O velório silencioso com a capela repleta de rosas. Tom chorando ao ler a carta deixada por mim, arrancando lágrimas de todos, inclusive de quem eu nunca imaginei ver chorar. Familiares, conhecidos, mas foram nossos amigos que o afastou do caixão onde eu estava, o acompanhei com o olhar e desejei poder voltar e arrancar a dor que causava em cada um. Tentei abraça-lo de novo, mas era impossível. Tentei beijá-lo no rosto pela última vez.
- Vai ficar tudo bem, você vai conseguir viver sem mim. – Conclui e parti de vez.
Os segundos finais da minha existência retornaram com os últimos dois meses, fechei os olhos e me deixei ser levada pelas minhas últimas lembranças antes desaparecer...
O Sol que entrou pela janela começou a me despertar daquele sono profundo que me embalava. Demorei até resolver abrir os olhos vagarosamente, alguma coisa estava diferente, aquele lençol vinho não me parecia familiar.
Esfreguei os olhos, que ardiam um pouco pela luz forte, que passava através da cortina e vinha diretamente no meu rosto.
Virei para o lado, tentando sair daquele foco e, antes que fechasse os olhos novamente, me deparei com um homem sem camisa na minha cama. O susto foi tamanho, que cai de costas no chão, antes de gritar assustada ao reparar que estava apenas de calcinha e sutiã. Naquele momento não tinha a menor ideia do que estava acontecendo.
- Anne, você está bem? – Questionou ao acordar assustado com o barulho.
- Tom? – Reconheci o rosto do moreno que era meu melhor amigo de infância, apesar de agora não ter mais dezesseis anos, seu semblante aparentava ter quase trinta.
- Você achou que ia ser quem? Machucou? – Debochou rindo e saiu da cama para me ajudar.
Livre do lençol, vi que ele estava só de cueca, então recuei um pouco.
- Aconteceu alguma coisa e eu não sei? – Falei, pegando uma camisa de botão, que estava jogada ao lado da cama, e a vestindo para me cobrir.

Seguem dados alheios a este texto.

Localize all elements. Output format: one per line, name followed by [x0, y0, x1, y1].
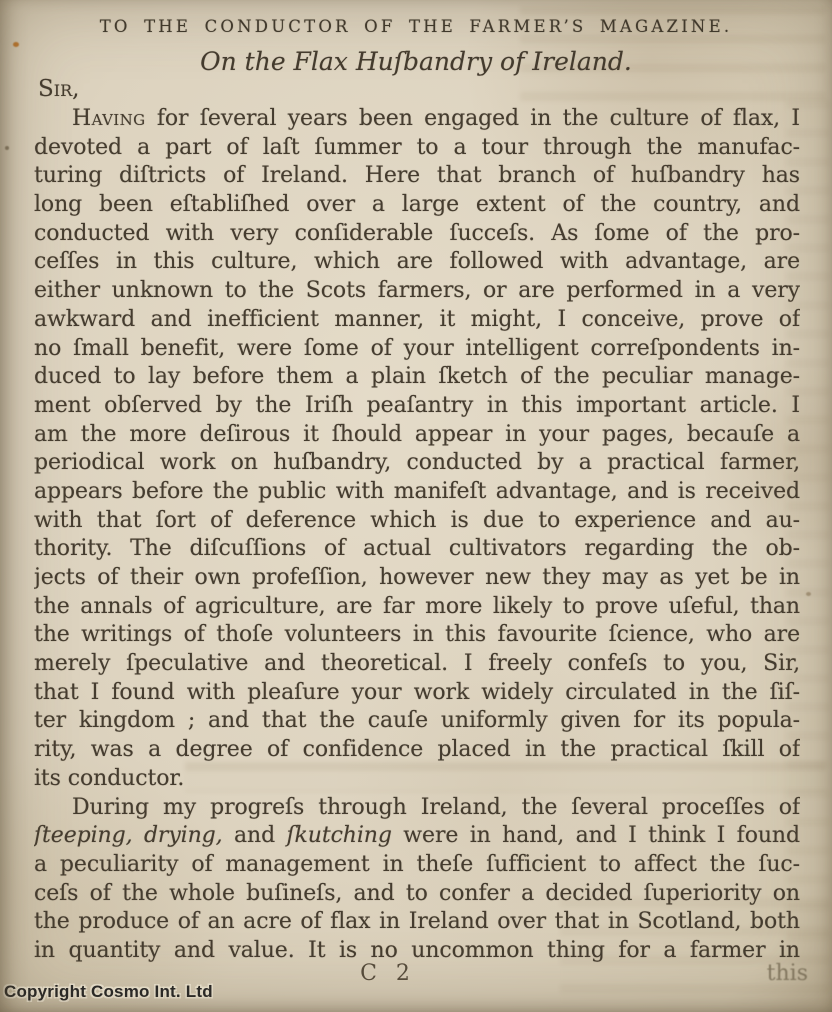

Observei rapidamente o cômodo amplo e arejado que tinha uma cama de casal enorme e uma TV na parede da frente, um guarda-roupa embutido com um espelho nas duas portas centrais e uma porta que dava no banheiro.
Assim que vi meu reflexo no espelho e notei que não tinha mais quinze anos, entendi que já haviam se passado vários anos, mas eu não me lembrava de nada do que havia me acontecido.
"Eu enlouqueci ou isso não passa de um sonho?! Um beliscão deve me acordar.", pensei logo apertando meu braço. Foi apenas um gesto infantil, que costumava fazer quando tinha um pesadelo, mas a dor me confirmou, não era um sonho.
Tentei me acalmar e processar tudo devagar, enquanto era observada. A aliança dourada na minha mão esquerda significava que eu era casada e a foto na cabeceira indicava que Tom era meu marido.